By graduation, and to be considered for a fellowship, honors students must:
- Have completed at least two honors seminars
- Have completed at least one year (90 hours) of community service
Honors seminars are classes exclusive to honors students. Seminars are taught by a variety of professors from differing academic areas to provide opportunities for honors students to discuss, debate, and appreciate ideas outside of their major.
Past seminar topics include:
- Urban Ecology – Dr. Shannon Galbraith-Kent; Biology
- Abnormal Psychology from a Clinical Perspective – Dr. Kathie Langen; Psychology.
- Games and Mathematics, Infinity and Beyond – Dr. Robert Riehemann; Mathematics..
- Playing with Shakespeare or What You Willed – Prof. James Schuttemeyer; English
- Reefer Madness: The Role of Piracy and Black Markets in Global Perspective–Dr. Luis Sierra; History
To fulfill the service requirement, students must complete one full year (90 hours) of service. This service does not count as academic credit, but allows honors students to experience meaningful involvement in the local community.
Students may choose how and where they fulfill their community service, subject to the approval of the honors faculty. All members have the option to serve as tutors and mentors at a local elementary school for one hour/week.
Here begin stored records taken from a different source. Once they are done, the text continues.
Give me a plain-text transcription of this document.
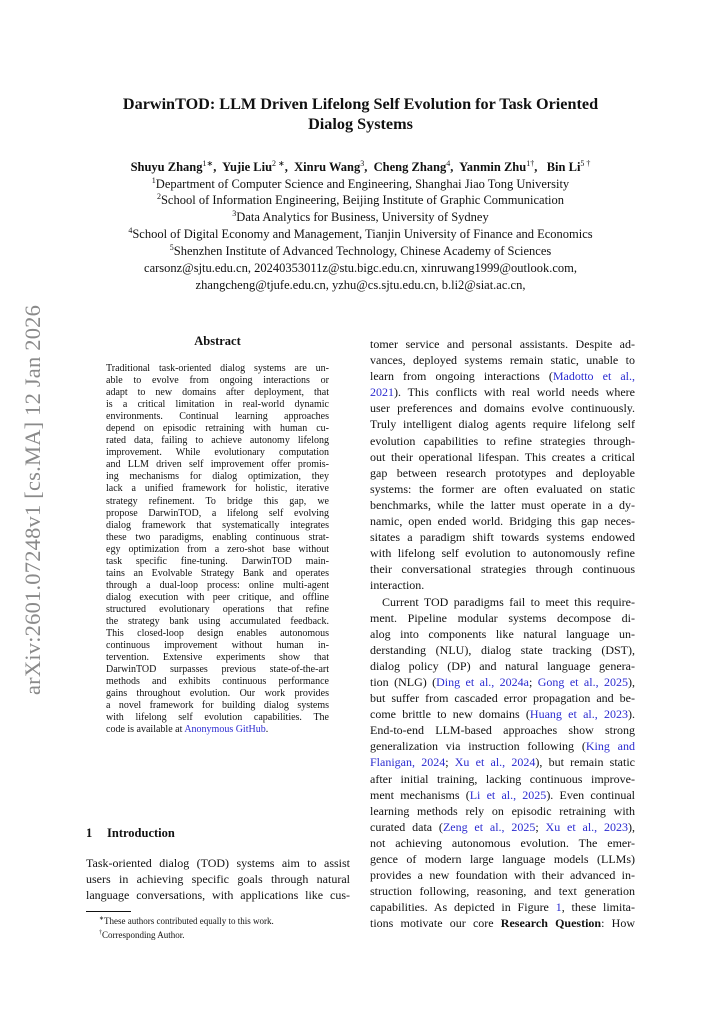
arXiv:2601.07248v1 [cs.MA] 12 Jan 2026
DarwinTOD: LLM Driven Lifelong Self Evolution for Task Oriented
Dialog Systems
Shuyu Zhang$^{1∗}$,  Yujie Liu$^{2 ∗}$,  Xinru Wang$^3$,  Cheng Zhang$^4$,  Yanmin Zhu$^{1\dagger}$,   Bin $Li^{5 \dagger}$
$^1$Department of Computer Science and Engineering, Shanghai Jiao Tong University
$^2$School of Information Engineering, Beijing Institute of Graphic Communication
$^3$Data Analytics for Business, University of Sydney
$^4$School of Digital Economy and Management, Tianjin University of Finance and Economics
$^5$Shenzhen Institute of Advanced Technology, Chinese Academy of Sciences
carsonz@sjtu.edu.cn, 20240353011z@stu.bigc.edu.cn, xinruwang1999@outlook.com,
zhangcheng@tjufe.edu.cn, yzhu@cs.sjtu.edu.cn, b.li2@siat.ac.cn,
Abstract
Traditional task-oriented dialog systems are un-
able to evolve from ongoing interactions or
adapt to new domains after deployment, that
is a critical limitation in real-world dynamic
environments. Continual learning approaches
depend on episodic retraining with human cu-
rated data, failing to achieve autonomy lifelong
improvement. While evolutionary computation
and LLM driven self improvement offer promis-
ing mechanisms for dialog optimization, they
lack a unified framework for holistic, iterative
strategy refinement. To bridge this gap, we
propose DarwinTOD, a lifelong self evolving
dialog framework that systematically integrates
these two paradigms, enabling continuous strat-
egy optimization from a zero-shot base without
task specific fine-tuning. DarwinTOD main-
tains an Evolvable Strategy Bank and operates
through a dual-loop process: online multi-agent
dialog execution with peer critique, and offline
structured evolutionary operations that refine
the strategy bank using accumulated feedback.
This closed-loop design enables autonomous
continuous improvement without human in-
tervention. Extensive experiments show that
DarwinTOD surpasses previous state-of-the-art
methods and exhibits continuous performance
gains throughout evolution. Our work provides
a novel framework for building dialog systems
with lifelong self evolution capabilities. The
code is available at Anonymous GitHub.
1 Introduction
Task-oriented dialog (TOD) systems aim to assist
users in achieving specific goals through natural
language conversations, with applications like cus-
∗These authors contributed equally to this work.
†Corresponding Author.
tomer service and personal assistants. Despite ad-
vances, deployed systems remain static, unable to
learn from ongoing interactions (Madotto et al.,
2021). This conflicts with real world needs where
user preferences and domains evolve continuously.
Truly intelligent dialog agents require lifelong self
evolution capabilities to refine strategies through-
out their operational lifespan. This creates a critical
gap between research prototypes and deployable
systems: the former are often evaluated on static
benchmarks, while the latter must operate in a dy-
namic, open ended world. Bridging this gap neces-
sitates a paradigm shift towards systems endowed
with lifelong self evolution to autonomously refine
their conversational strategies through continuous
interaction.
Current TOD paradigms fail to meet this require-
ment. Pipeline modular systems decompose di-
alog into components like natural language un-
derstanding (NLU), dialog state tracking (DST),
dialog policy (DP) and natural language genera-
tion (NLG) (Ding et al., 2024a; Gong et al., 2025),
but suffer from cascaded error propagation and be-
come brittle to new domains (Huang et al., 2023).
End-to-end LLM-based approaches show strong
generalization via instruction following (King and
Flanigan, 2024; Xu et al., 2024), but remain static
after initial training, lacking continuous improve-
ment mechanisms (Li et al., 2025). Even continual
learning methods rely on episodic retraining with
curated data (Zeng et al., 2025; Xu et al., 2023),
not achieving autonomous evolution. The emer-
gence of modern large language models (LLMs)
provides a new foundation with their advanced in-
struction following, reasoning, and text generation
capabilities. As depicted in Figure 1, these limita-
tions motivate our core Research Question: How
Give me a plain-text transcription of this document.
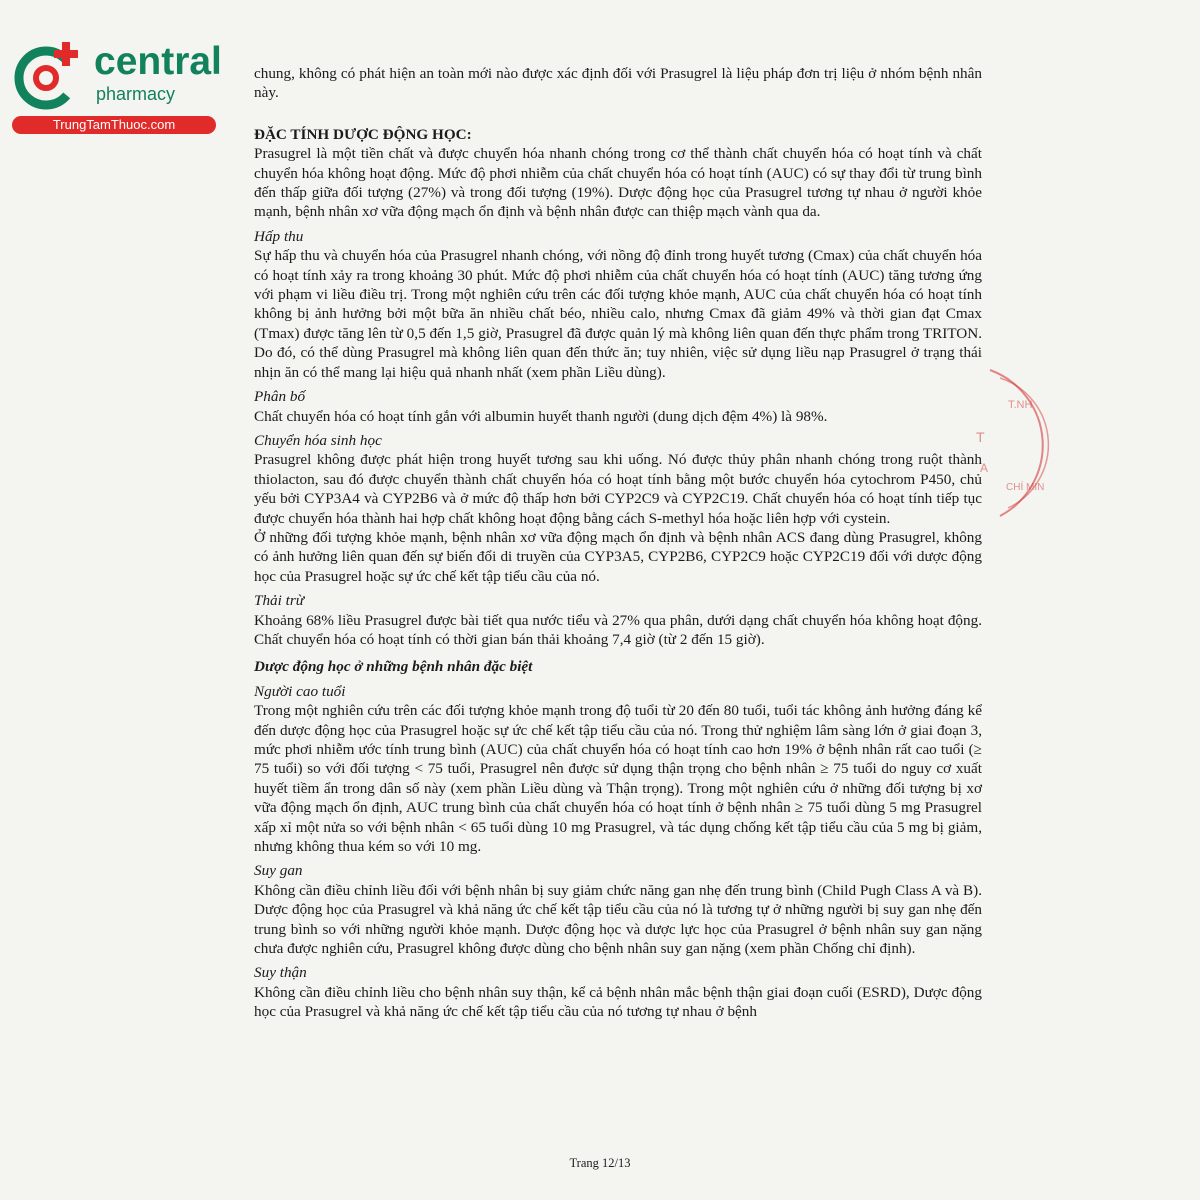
central
pharmacy
TrungTamThuoc.com
T.NH
T
A
CHÍ MIN

chung, không có phát hiện an toàn mới nào được xác định đối với Prasugrel là liệu pháp đơn trị liệu ở nhóm bệnh nhân này.

ĐẶC TÍNH DƯỢC ĐỘNG HỌC:

Prasugrel là một tiền chất và được chuyển hóa nhanh chóng trong cơ thể thành chất chuyển hóa có hoạt tính và chất chuyển hóa không hoạt động. Mức độ phơi nhiễm của chất chuyển hóa có hoạt tính (AUC) có sự thay đổi từ trung bình đến thấp giữa đối tượng (27%) và trong đối tượng (19%). Dược động học của Prasugrel tương tự nhau ở người khỏe mạnh, bệnh nhân xơ vữa động mạch ổn định và bệnh nhân được can thiệp mạch vành qua da.

Hấp thu

Sự hấp thu và chuyển hóa của Prasugrel nhanh chóng, với nồng độ đỉnh trong huyết tương (Cmax) của chất chuyển hóa có hoạt tính xảy ra trong khoảng 30 phút. Mức độ phơi nhiễm của chất chuyển hóa có hoạt tính (AUC) tăng tương ứng với phạm vi liều điều trị. Trong một nghiên cứu trên các đối tượng khỏe mạnh, AUC của chất chuyển hóa có hoạt tính không bị ảnh hưởng bởi một bữa ăn nhiều chất béo, nhiều calo, nhưng Cmax đã giảm 49% và thời gian đạt Cmax (Tmax) được tăng lên từ 0,5 đến 1,5 giờ, Prasugrel đã được quản lý mà không liên quan đến thực phẩm trong TRITON. Do đó, có thể dùng Prasugrel mà không liên quan đến thức ăn; tuy nhiên, việc sử dụng liều nạp Prasugrel ở trạng thái nhịn ăn có thể mang lại hiệu quả nhanh nhất (xem phần Liều dùng).

Phân bố

Chất chuyển hóa có hoạt tính gắn với albumin huyết thanh người (dung dịch đệm 4%) là 98%.

Chuyển hóa sinh học

Prasugrel không được phát hiện trong huyết tương sau khi uống. Nó được thủy phân nhanh chóng trong ruột thành thiolacton, sau đó được chuyển thành chất chuyển hóa có hoạt tính bằng một bước chuyển hóa cytochrom P450, chủ yếu bởi CYP3A4 và CYP2B6 và ở mức độ thấp hơn bởi CYP2C9 và CYP2C19. Chất chuyển hóa có hoạt tính tiếp tục được chuyển hóa thành hai hợp chất không hoạt động bằng cách S-methyl hóa hoặc liên hợp với cystein.

Ở những đối tượng khỏe mạnh, bệnh nhân xơ vữa động mạch ổn định và bệnh nhân ACS đang dùng Prasugrel, không có ảnh hưởng liên quan đến sự biến đổi di truyền của CYP3A5, CYP2B6, CYP2C9 hoặc CYP2C19 đối với dược động học của Prasugrel hoặc sự ức chế kết tập tiểu cầu của nó.

Thải trừ

Khoảng 68% liều Prasugrel được bài tiết qua nước tiểu và 27% qua phân, dưới dạng chất chuyển hóa không hoạt động. Chất chuyển hóa có hoạt tính có thời gian bán thải khoảng 7,4 giờ (từ 2 đến 15 giờ).

Dược động học ở những bệnh nhân đặc biệt

Người cao tuổi

Trong một nghiên cứu trên các đối tượng khỏe mạnh trong độ tuổi từ 20 đến 80 tuổi, tuổi tác không ảnh hưởng đáng kể đến dược động học của Prasugrel hoặc sự ức chế kết tập tiểu cầu của nó. Trong thử nghiệm lâm sàng lớn ở giai đoạn 3, mức phơi nhiễm ước tính trung bình (AUC) của chất chuyển hóa có hoạt tính cao hơn 19% ở bệnh nhân rất cao tuổi (≥ 75 tuổi) so với đối tượng < 75 tuổi, Prasugrel nên được sử dụng thận trọng cho bệnh nhân ≥ 75 tuổi do nguy cơ xuất huyết tiềm ẩn trong dân số này (xem phần Liều dùng và Thận trọng). Trong một nghiên cứu ở những đối tượng bị xơ vữa động mạch ổn định, AUC trung bình của chất chuyển hóa có hoạt tính ở bệnh nhân ≥ 75 tuổi dùng 5 mg Prasugrel xấp xỉ một nửa so với bệnh nhân < 65 tuổi dùng 10 mg Prasugrel, và tác dụng chống kết tập tiểu cầu của 5 mg bị giảm, nhưng không thua kém so với 10 mg.

Suy gan

Không cần điều chỉnh liều đối với bệnh nhân bị suy giảm chức năng gan nhẹ đến trung bình (Child Pugh Class A và B). Dược động học của Prasugrel và khả năng ức chế kết tập tiểu cầu của nó là tương tự ở những người bị suy gan nhẹ đến trung bình so với những người khỏe mạnh. Dược động học và dược lực học của Prasugrel ở bệnh nhân suy gan nặng chưa được nghiên cứu, Prasugrel không được dùng cho bệnh nhân suy gan nặng (xem phần Chống chỉ định).

Suy thận

Không cần điều chỉnh liều cho bệnh nhân suy thận, kể cả bệnh nhân mắc bệnh thận giai đoạn cuối (ESRD), Dược động học của Prasugrel và khả năng ức chế kết tập tiểu cầu của nó tương tự nhau ở bệnh

Trang 12/13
Past Honors Students have:
- Tutored at River Ridge Elementary School
- Volunteered at Ronald McDonald House, Cincinnati Children’s Hospital, and the Special Olympics
- Participated in Volunteer Income Tax Assistant Programs
Rising seniors who have completed their honors seminar and community service requirements may apply for a fellowship. If approved by the Honors Committee, the student will work with a professor within their field of study to develop and complete a fellowship. Depending on the student’s major, their fellowship may be a research project, thesis, or capstone creative work.
Students who complete a fellowship are awarded a special diploma at graduation recognizing the completion of the fellowship.
Past fellowship topics include:
- This History of Park Hills: From Founding to Incorporation – by Iris S.
- Bias in the Media – by Steve J.
- Ambiguity and Chaos: Unreliability in Literature – by Andrew T.
- Aesthetics and Videogames – by Jon S.
- Website Development for Thomas More College’s Office of Advancement – by Tandy H.
- The Harvest is Abundant: Women Religious in the Heart of the Church – by Elizabeth R.
- The Effect of Oral Tolerance on the IL-17 Response – by Michael S.
- The Vinedresser: A Novel – by Tony O.
- Perspectives on Affirmative Action – by Peter O.